Background: Clinical prediction rules do not incorporate real-time incidence data to adjust estimates of disease risk in symptomatic patients.
Objective: To measure the value of integrating local incidence data into a clinical decision rule for diagnosing group A streptococcal (GAS) pharyngitis in patients aged 15 years or older.
Design: Retrospective analysis of clinical and biosurveillance predictors of GAS pharyngitis.
Setting: Large U.S.-based retail health chain.
Patients: 82 062 patient visits for pharyngitis.
Measurements: Accuracy of the Centor score was compared with that of a biosurveillance-responsive score, which was essentially an adjusted Centor score based on real-time GAS pharyngitis information from the 14 days before a patient's visit: the recent local proportion positive (RLPP).
Results: Increased RLPP correlated with the likelihood of GAS pharyngitis (r2 = 0.79; P < 0.001). Local incidence data enhanced diagnostic models. For example, when the RLPP was greater than 0.30, managing patients with Centor scores of 1 as if the scores were 2 would identify 62 537 previously missed patients annually while misclassifying 18 446 patients without GAS pharyngitis.
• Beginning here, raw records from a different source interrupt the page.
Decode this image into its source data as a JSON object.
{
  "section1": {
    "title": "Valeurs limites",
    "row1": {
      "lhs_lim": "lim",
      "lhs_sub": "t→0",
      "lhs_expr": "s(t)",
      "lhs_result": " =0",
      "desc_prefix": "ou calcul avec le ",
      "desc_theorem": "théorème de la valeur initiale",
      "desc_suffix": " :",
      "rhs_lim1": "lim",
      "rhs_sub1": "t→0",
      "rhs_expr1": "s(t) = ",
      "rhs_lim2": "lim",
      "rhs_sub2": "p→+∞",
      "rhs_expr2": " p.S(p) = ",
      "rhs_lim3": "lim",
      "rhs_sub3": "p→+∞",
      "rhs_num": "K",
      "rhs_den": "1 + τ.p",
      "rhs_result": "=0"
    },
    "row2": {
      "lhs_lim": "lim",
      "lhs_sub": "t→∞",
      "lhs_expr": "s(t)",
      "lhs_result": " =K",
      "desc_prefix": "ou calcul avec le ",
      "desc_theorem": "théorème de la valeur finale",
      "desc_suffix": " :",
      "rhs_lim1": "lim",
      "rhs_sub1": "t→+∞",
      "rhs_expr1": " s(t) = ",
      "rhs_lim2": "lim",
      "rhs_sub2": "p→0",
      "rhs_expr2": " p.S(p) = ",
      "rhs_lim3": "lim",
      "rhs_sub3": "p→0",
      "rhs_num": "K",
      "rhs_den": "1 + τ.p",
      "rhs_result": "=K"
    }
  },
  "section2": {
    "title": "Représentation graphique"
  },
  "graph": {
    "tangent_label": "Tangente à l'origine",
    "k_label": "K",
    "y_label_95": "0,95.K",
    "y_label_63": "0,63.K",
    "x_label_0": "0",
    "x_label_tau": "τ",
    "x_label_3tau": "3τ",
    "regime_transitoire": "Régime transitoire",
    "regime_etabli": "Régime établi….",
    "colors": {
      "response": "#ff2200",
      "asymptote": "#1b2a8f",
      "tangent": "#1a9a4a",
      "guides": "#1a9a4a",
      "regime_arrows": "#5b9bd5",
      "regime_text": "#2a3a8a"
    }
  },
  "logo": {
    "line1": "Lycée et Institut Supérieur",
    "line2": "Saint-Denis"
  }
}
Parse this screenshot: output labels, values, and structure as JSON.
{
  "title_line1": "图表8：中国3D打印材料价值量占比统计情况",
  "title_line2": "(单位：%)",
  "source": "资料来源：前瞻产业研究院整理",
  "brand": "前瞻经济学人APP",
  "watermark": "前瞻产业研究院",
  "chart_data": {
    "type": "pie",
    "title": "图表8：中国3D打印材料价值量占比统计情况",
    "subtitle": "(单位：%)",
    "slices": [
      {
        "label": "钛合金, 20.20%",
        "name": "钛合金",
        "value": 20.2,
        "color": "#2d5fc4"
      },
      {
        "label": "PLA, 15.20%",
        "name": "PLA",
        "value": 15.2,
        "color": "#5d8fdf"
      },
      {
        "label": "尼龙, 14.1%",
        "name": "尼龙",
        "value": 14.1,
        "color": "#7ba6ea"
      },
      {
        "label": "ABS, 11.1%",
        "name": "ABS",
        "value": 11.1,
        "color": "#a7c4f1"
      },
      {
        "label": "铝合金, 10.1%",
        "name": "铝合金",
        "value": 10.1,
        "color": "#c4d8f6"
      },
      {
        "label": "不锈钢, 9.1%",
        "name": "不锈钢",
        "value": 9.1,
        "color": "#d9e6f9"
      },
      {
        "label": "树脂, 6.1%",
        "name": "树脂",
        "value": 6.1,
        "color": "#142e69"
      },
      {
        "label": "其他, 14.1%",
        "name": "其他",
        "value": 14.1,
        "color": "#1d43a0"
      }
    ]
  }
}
Decreasing the score of patients with Centor values of 3 by 1 point for an RLPP less than 0.20 would spare unnecessary antibiotics for 166 616 patients while missing 18 812 true-positive cases.
Limitations: Analyses were conducted retrospectively. Real-time regional data on GAS pharyngitis are generally not yet available to clinicians.
Conclusion: Incorporating live biosurveillance data into clinical guidelines for GAS pharyngitis and other communicable diseases should be considered for reducing missed cases when the contemporaneous incidence is elevated and for sparing unnecessary antibiotics when the contemporaneous incidence is low. Delivering epidemiologic data to the point of care will enable the use of real-time pretest probabilities in medical decision making.
Primary Funding Source: Centers for Disease Control and Prevention and the National Library of Medicine, National Institutes of Health.